Questo, naturalmente, non significa rimpiangere lo schiavismo, le politiche coloniali, o l’incivilimento dei barbari, per tornare a Lanternari. La questione è che dei punti fermi debbano valere. Alcuni valori sono da considerare universali, perché prescindono dalla latitudine, dalla lingua, dal colore della pelle. Ma prescindono anche da connotazioni religiose. In fondo, il mondo occidentale ha bisogno di una salda morale laica, che ponga al centro l’uomo. Morale che sicuramente non si incarna in certi buonismi ipocriti, che poi si smarriscono in sterili etiche di facciata. Su tutti bisogna considerare il valore della vita e della dignità umana.

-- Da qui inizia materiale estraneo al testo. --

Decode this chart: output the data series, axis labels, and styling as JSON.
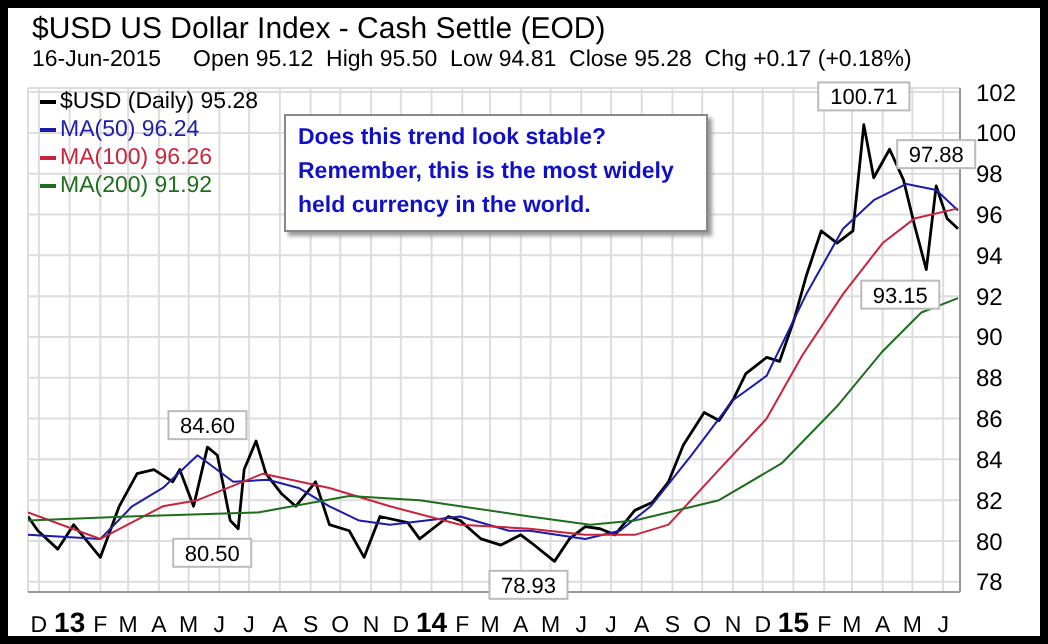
{
  "chart_data": {
    "type": "line",
    "title": "$USD US Dollar Index - Cash Settle (EOD)",
    "subtitle": "16-Jun-2015     Open 95.12  High 95.50  Low 94.81  Close 95.28  Chg +0.17 (+0.18%)",
    "xlim": [
      "2012-11-20",
      "2015-06-18"
    ],
    "xticks": [
      {
        "value": "2012-12-01",
        "label": "D"
      },
      {
        "value": "2013-01-01",
        "label": "13"
      },
      {
        "value": "2013-02-01",
        "label": "F"
      },
      {
        "value": "2013-03-01",
        "label": "M"
      },
      {
        "value": "2013-04-01",
        "label": "A"
      },
      {
        "value": "2013-05-01",
        "label": "M"
      },
      {
        "value": "2013-06-01",
        "label": "J"
      },
      {
        "value": "2013-07-01",
        "label": "J"
      },
      {
        "value": "2013-08-01",
        "label": "A"
      },
      {
        "value": "2013-09-01",
        "label": "S"
      },
      {
        "value": "2013-10-01",
        "label": "O"
      },
      {
        "value": "2013-11-01",
        "label": "N"
      },
      {
        "value": "2013-12-01",
        "label": "D"
      },
      {
        "value": "2014-01-01",
        "label": "14"
      },
      {
        "value": "2014-02-01",
        "label": "F"
      },
      {
        "value": "2014-03-01",
        "label": "M"
      },
      {
        "value": "2014-04-01",
        "label": "A"
      },
      {
        "value": "2014-05-01",
        "label": "M"
      },
      {
        "value": "2014-06-01",
        "label": "J"
      },
      {
        "value": "2014-07-01",
        "label": "J"
      },
      {
        "value": "2014-08-01",
        "label": "A"
      },
      {
        "value": "2014-09-01",
        "label": "S"
      },
      {
        "value": "2014-10-01",
        "label": "O"
      },
      {
        "value": "2014-11-01",
        "label": "N"
      },
      {
        "value": "2014-12-01",
        "label": "D"
      },
      {
        "value": "2015-01-01",
        "label": "15"
      },
      {
        "value": "2015-02-01",
        "label": "F"
      },
      {
        "value": "2015-03-01",
        "label": "M"
      },
      {
        "value": "2015-04-01",
        "label": "A"
      },
      {
        "value": "2015-05-01",
        "label": "M"
      },
      {
        "value": "2015-06-01",
        "label": "J"
      }
    ],
    "ylim": [
      77.5,
      102.2
    ],
    "yticks": [
      78,
      80,
      82,
      84,
      86,
      88,
      90,
      92,
      94,
      96,
      98,
      100,
      102
    ],
    "grid": true,
    "legend": "top left",
    "series": [
      {
        "name": "$USD (Daily) 95.28",
        "color": "#000000",
        "x": [
          "2012-11-20",
          "2012-11-30",
          "2012-12-20",
          "2013-01-05",
          "2013-02-01",
          "2013-02-20",
          "2013-03-10",
          "2013-03-27",
          "2013-04-15",
          "2013-04-22",
          "2013-05-06",
          "2013-05-20",
          "2013-05-30",
          "2013-06-12",
          "2013-06-20",
          "2013-06-26",
          "2013-07-08",
          "2013-07-18",
          "2013-08-03",
          "2013-08-17",
          "2013-09-06",
          "2013-09-20",
          "2013-10-10",
          "2013-10-25",
          "2013-11-10",
          "2013-12-08",
          "2013-12-20",
          "2014-01-18",
          "2014-01-30",
          "2014-02-20",
          "2014-03-12",
          "2014-04-01",
          "2014-04-12",
          "2014-05-05",
          "2014-05-20",
          "2014-06-05",
          "2014-06-20",
          "2014-07-05",
          "2014-07-25",
          "2014-08-12",
          "2014-08-28",
          "2014-09-12",
          "2014-10-03",
          "2014-10-18",
          "2014-11-02",
          "2014-11-14",
          "2014-12-05",
          "2014-12-18",
          "2015-01-02",
          "2015-01-14",
          "2015-01-29",
          "2015-02-14",
          "2015-03-02",
          "2015-03-13",
          "2015-03-23",
          "2015-04-08",
          "2015-04-22",
          "2015-05-03",
          "2015-05-15",
          "2015-05-25",
          "2015-06-05",
          "2015-06-16"
        ],
        "values": [
          81.2,
          80.5,
          79.6,
          80.8,
          79.2,
          81.7,
          83.3,
          83.5,
          82.9,
          83.5,
          81.7,
          84.6,
          84.2,
          81.0,
          80.6,
          83.5,
          84.9,
          83.3,
          82.3,
          81.7,
          82.9,
          80.8,
          80.5,
          79.2,
          81.2,
          80.9,
          80.1,
          81.2,
          81.0,
          80.1,
          79.8,
          80.3,
          79.9,
          79.0,
          80.1,
          80.7,
          80.6,
          80.3,
          81.5,
          81.9,
          82.9,
          84.7,
          86.3,
          85.9,
          87.0,
          88.2,
          89.0,
          88.8,
          90.9,
          93.0,
          95.2,
          94.6,
          95.2,
          100.4,
          97.8,
          99.2,
          97.7,
          95.5,
          93.3,
          97.4,
          95.8,
          95.3
        ]
      },
      {
        "name": "MA(50) 96.24",
        "color": "#1c1ca8",
        "x": [
          "2012-11-20",
          "2013-02-01",
          "2013-03-05",
          "2013-04-05",
          "2013-05-10",
          "2013-06-15",
          "2013-07-20",
          "2013-08-20",
          "2013-09-20",
          "2013-10-20",
          "2013-11-20",
          "2014-01-30",
          "2014-03-20",
          "2014-04-10",
          "2014-06-05",
          "2014-07-10",
          "2014-08-10",
          "2014-09-20",
          "2014-11-01",
          "2014-12-05",
          "2015-01-14",
          "2015-02-20",
          "2015-03-23",
          "2015-04-25",
          "2015-05-25",
          "2015-06-16"
        ],
        "values": [
          80.3,
          80.1,
          81.7,
          82.6,
          84.2,
          82.9,
          83.0,
          82.6,
          81.7,
          81.0,
          80.8,
          81.2,
          80.5,
          80.5,
          80.1,
          80.5,
          81.7,
          84.2,
          86.9,
          88.1,
          92.1,
          95.3,
          96.7,
          97.5,
          97.2,
          96.2
        ]
      },
      {
        "name": "MA(100) 96.26",
        "color": "#c8243c",
        "x": [
          "2012-11-20",
          "2013-02-01",
          "2013-04-05",
          "2013-05-10",
          "2013-07-15",
          "2013-09-20",
          "2013-11-20",
          "2014-01-30",
          "2014-04-10",
          "2014-06-05",
          "2014-07-25",
          "2014-08-28",
          "2014-10-18",
          "2014-12-05",
          "2015-01-10",
          "2015-02-20",
          "2015-04-01",
          "2015-05-03",
          "2015-06-16"
        ],
        "values": [
          81.4,
          80.1,
          81.7,
          82.0,
          83.3,
          82.6,
          81.7,
          80.8,
          80.6,
          80.3,
          80.3,
          80.8,
          83.5,
          86.0,
          89.1,
          92.1,
          94.6,
          95.8,
          96.3
        ]
      },
      {
        "name": "MA(200) 91.92",
        "color": "#1e6e1e",
        "x": [
          "2012-11-20",
          "2013-03-01",
          "2013-07-10",
          "2013-10-10",
          "2013-12-20",
          "2014-04-10",
          "2014-06-10",
          "2014-07-25",
          "2014-10-18",
          "2014-12-20",
          "2015-02-14",
          "2015-04-01",
          "2015-05-10",
          "2015-06-16"
        ],
        "values": [
          81.0,
          81.2,
          81.4,
          82.2,
          82.0,
          81.2,
          80.8,
          81.0,
          82.0,
          83.8,
          86.6,
          89.3,
          91.2,
          91.9
        ]
      }
    ],
    "annotations": [
      {
        "text": "100.71",
        "x": "2015-03-13",
        "y": 100.71
      },
      {
        "text": "97.88",
        "x": "2015-05-25",
        "y": 97.88
      },
      {
        "text": "93.15",
        "x": "2015-05-15",
        "y": 93.15
      },
      {
        "text": "84.60",
        "x": "2013-05-20",
        "y": 84.6
      },
      {
        "text": "80.50",
        "x": "2013-06-20",
        "y": 80.5
      },
      {
        "text": "78.93",
        "x": "2014-05-05",
        "y": 78.93
      },
      "Does this trend look stable? Remember, this is the most widely held currency in the world."
    ]
  }
}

Non è un assurdo che si possa classificare il grado di sviluppo di una cultura in base al rispetto dei diritti umani, attraverso una serie di indicatori attendibili e chiari.

Sia chiaro, non si tratta dell’espressione di una posizione anti-relativista. Da buoni relativisti è necessario arrivare alla conclusione che nemmeno il relativismo è un dogma. Si è veramente relativisti se si capisce che anche il relativismo è relativo e che, se lo si estremizza, può diventare un vincolo come qualsiasi determinismo, riducendosi al rango di un qualsiasi principio assolutizzante.